その中の一つ、ナショナルギャラリーに行った時、大好きな画家コンスタブルの絵画を見付けた。以前、その代表作「サルスベリー寺院」をボストン美術館で見た事があった。その絵は子供の頃に画集で知り、何年かしてイギリスで実物の寺院を訪れ、そしてNYでその絵画に辿り着いた経緯があっただけに、その時は子供の夢が叶ったかのようだった。今回はやはり英国の田舎を描いた作品であったが、意外な発見だった。

Friday 7 June 2019

メモリアルデーに訪れ

先日、40数年ぶりにワシントンDCを訪れた。メモリアルデー(戦没将兵追悼記念日)の前後だったこともあり、ベテランと称する退役軍人が多く集まっていた。中でもハーレーダビットソンに乗り、バンダナと革ジャンに身を包んだ老齢な一団が目立った。仲間の追悼だろうか、アーリントン墓地の所々にバイクから降りて屯していた。そのファッションと生き方には独特の哲学があるらしく、生死を共にした絆を感じる。

多くのベテランが家族と共に訪れていたのは、やはりベトナム戦争記念碑だった。ベトナム戦争で犠牲になったアメリカ兵は54万人もいた。その数は、第二次大戦ですら29万人だったことを考えると大変な数であった。それも60年代だったから、そんな昔の話ではない。訪れた人々は、プレートに戦没者の名前を見つけると花を手向けたり、紙に透かし取っていた。ベトナム戦争の大前提がドミノ理論であった。ベトナムが赤化すると隣国に波及すると言われたが、結果的にそんな事は起きなかった。アジアを知るマッカーサーはそれを見抜いていたようだが、「誰も老兵には耳を貸さなかった」と言う。

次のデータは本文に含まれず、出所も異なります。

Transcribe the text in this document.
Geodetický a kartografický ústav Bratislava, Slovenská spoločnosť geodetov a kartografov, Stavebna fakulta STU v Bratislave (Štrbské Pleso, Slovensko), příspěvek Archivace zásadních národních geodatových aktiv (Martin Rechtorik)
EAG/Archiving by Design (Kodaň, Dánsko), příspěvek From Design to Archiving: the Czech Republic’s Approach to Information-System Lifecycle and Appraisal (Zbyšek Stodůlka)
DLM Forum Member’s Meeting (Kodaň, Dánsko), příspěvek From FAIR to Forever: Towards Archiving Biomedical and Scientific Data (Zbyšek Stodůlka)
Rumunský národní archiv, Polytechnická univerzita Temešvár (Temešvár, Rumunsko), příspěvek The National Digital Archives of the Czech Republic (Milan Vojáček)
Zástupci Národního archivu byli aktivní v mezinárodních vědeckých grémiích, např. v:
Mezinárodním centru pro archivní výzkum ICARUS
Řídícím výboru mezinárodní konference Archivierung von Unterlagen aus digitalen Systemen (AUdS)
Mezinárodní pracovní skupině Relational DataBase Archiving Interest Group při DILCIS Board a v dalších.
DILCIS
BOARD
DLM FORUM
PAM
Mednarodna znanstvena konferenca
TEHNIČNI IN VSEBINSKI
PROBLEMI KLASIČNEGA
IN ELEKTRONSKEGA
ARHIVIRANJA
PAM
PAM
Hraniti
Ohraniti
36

もう一つの場所は朝鮮戦争の慰霊碑だ。こちらのアメリカ兵の犠牲者は14万人であった。ポンチョを着た米兵の像が何体も建っていてリアルであった。そんな場所に立つと、二度とアメリカは朝鮮と戦争はしないだろう!という確信めいた気持ちになってくる。それにしても、アメリカは国に尽くした人々を手厚く敬い称え、後世まで記憶に残そうとする。そのケアが凄い!